Jusqu’à présent, la France, qui compte environ 200 ressortissants adultes dans les camps et prisons kurdes, se refuse de les rapatrier, comme nombre d’autres pays. Elle souhaite que ces jihadistes soient jugés au plus près du lieu de leurs crimes.

Le gouvernement français a donc lancé, en juin, la piste de l’instauration d’un tribunal pénal international (TPI) pour juger les crimes commis par des combattants étrangers en Syrie et en Irak.
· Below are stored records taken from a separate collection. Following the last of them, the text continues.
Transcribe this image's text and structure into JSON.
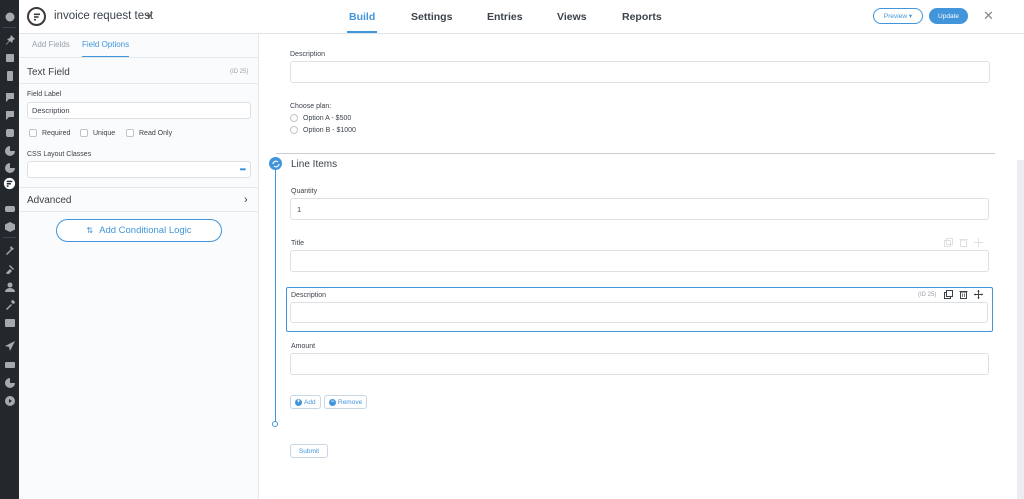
{
  "header": {
    "form_title": "invoice request test",
    "nav": [
      {
        "label": "Build",
        "active": true
      },
      {
        "label": "Settings",
        "active": false
      },
      {
        "label": "Entries",
        "active": false
      },
      {
        "label": "Views",
        "active": false
      },
      {
        "label": "Reports",
        "active": false
      }
    ],
    "preview_label": "Preview ▾",
    "update_label": "Update",
    "close_label": "✕"
  },
  "wp_menu_icons": [
    "dashboard-icon",
    "pin-icon",
    "media-icon",
    "pages-icon",
    "comments-icon",
    "feedback-icon",
    "forms-icon",
    "appearance-icon",
    "formidable-icon",
    "woo-icon",
    "products-icon",
    "tools-icon",
    "plugins-icon",
    "users-icon",
    "wrench-icon",
    "settings-icon",
    "rocket-icon",
    "mail-icon",
    "chart-icon",
    "play-icon"
  ],
  "left_panel": {
    "tabs": [
      {
        "label": "Add Fields",
        "active": false
      },
      {
        "label": "Field Options",
        "active": true
      }
    ],
    "field_type": "Text Field",
    "field_id": "(ID 25)",
    "field_label_caption": "Field Label",
    "field_label_value": "Description",
    "checkboxes": [
      {
        "label": "Required",
        "checked": false
      },
      {
        "label": "Unique",
        "checked": false
      },
      {
        "label": "Read Only",
        "checked": false
      }
    ],
    "css_classes_caption": "CSS Layout Classes",
    "css_classes_value": "",
    "css_classes_dots": "•••",
    "advanced_label": "Advanced",
    "advanced_chevron": "›",
    "conditional_logic_label": "Add Conditional Logic",
    "conditional_logic_icon": "⇅"
  },
  "canvas": {
    "description_label": "Description",
    "choose_plan_label": "Choose plan:",
    "plan_options": [
      "Option A - $500",
      "Option B - $1000"
    ],
    "section_title": "Line Items",
    "quantity_label": "Quantity",
    "quantity_value": "1",
    "title_label": "Title",
    "selected_field_label": "Description",
    "selected_field_id": "(ID 25)",
    "amount_label": "Amount",
    "add_label": "Add",
    "remove_label": "Remove",
    "submit_label": "Submit",
    "accent_color": "#4195db"
  }
}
Le Luxembourg soutient cette proposition, «même s’il faudra encore le soutien de l’UE et de l’ONU». «Pas mal de pays, qui ne sont pas concernés par le rapatriement de combattants terroristes, se montrent réservés. Cela ne se fera pas du jour au lendemain», temporise Marc Angel. Mais la mise en place d’un tel TPI, comme il a déjà existé pour les crimes de guerre commis au Rwanda ou en ex-Yougoslavie, pourrait arranger les affaires du gouvernement luxembourgeois, plutôt embêté par le cas Steve Duarte.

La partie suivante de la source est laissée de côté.